— Marines did not suffer death by PowerPoint when they received their semi-annual safety training, Friday.
Normally, seatbelts, drinking and driving and water safety is rehashed in the same format over and over. This sometimes causes a glazed over effect on the audience after long briefs.
But, for the first time, things changed. Comedy traffic safety expert Steve Verret brought with him a new and innovative approach to remind Marines to not only practice Voluntary Personal Protection, but also remember his lessons.
“Two thirds of all TV commercials have humor in them because humor makes you retain information,” said Verret, comedian and safety expert who travels the country giving lectures on vehicle safety to nearly all bases in the United States and some overseas.
When he is not giving a comedic lecture about vehicle safety, he runs the Improv Comedy Traffic School in Carlsbad, Calif., and regularly performs stand up at comedy clubs throughout Southern California.
Verret claims that humor is a helpful reminder for everyday tasks that will instantly lower the driver’s risk of being injured in a vehicle accident.
Tips shrouded in jokes about his uncle Boudreau, Verret reinforces vehicle safety lessons that includes often forgotten information found in a typical safety presentation such as insurance rates, vehicular manslaughter and driving under the influence of alcohol and drugs.
Although Marines typically get DUI briefs all the time, Verret turns the mundane upside down with his hometown Cajun characters exchanging jokes with the audience.
“I tell them enough jokes to keep them interested.
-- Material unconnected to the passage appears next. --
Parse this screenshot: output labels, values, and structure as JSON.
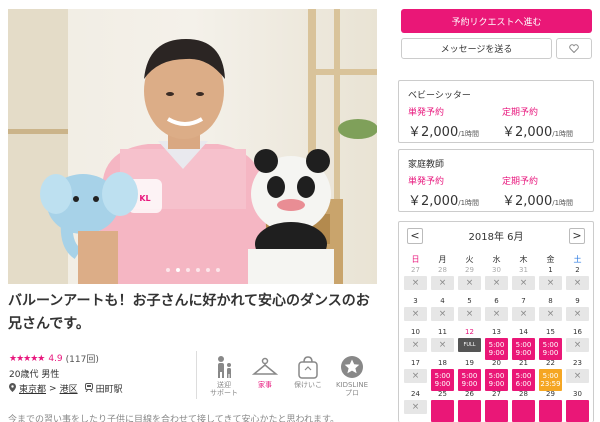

By the time I hit them with the hard stuff like vehicular manslaughter and DUI, they are paying attention,” Verret said. “These guys are so focused when I’m talking. And that’s my main goal. When these guys leave today they won’t drink and drive, they’ll call their insurance companies and drive with their headlights on. Those three things I kept reinforcing.”
J.R. Kennedy, safety occupational and health specialist, Risk Manage-ment Office, Marine Corps Logistics Base Albany, said that different types of safety briefs bring enjoyment and a lesson from serious topics.
“It’s something different. It isn’t the same presentation. I think they get more out of it,” he said. “Through comedy, you retain the safety aspect a little bit more.”
Verret gave two briefs for the Marines and each time he received a resounding applause as he worked in and out of his Cajun accent.
This was his first trip to MCLB Albany, and he said that if he reached one person it was all worth it.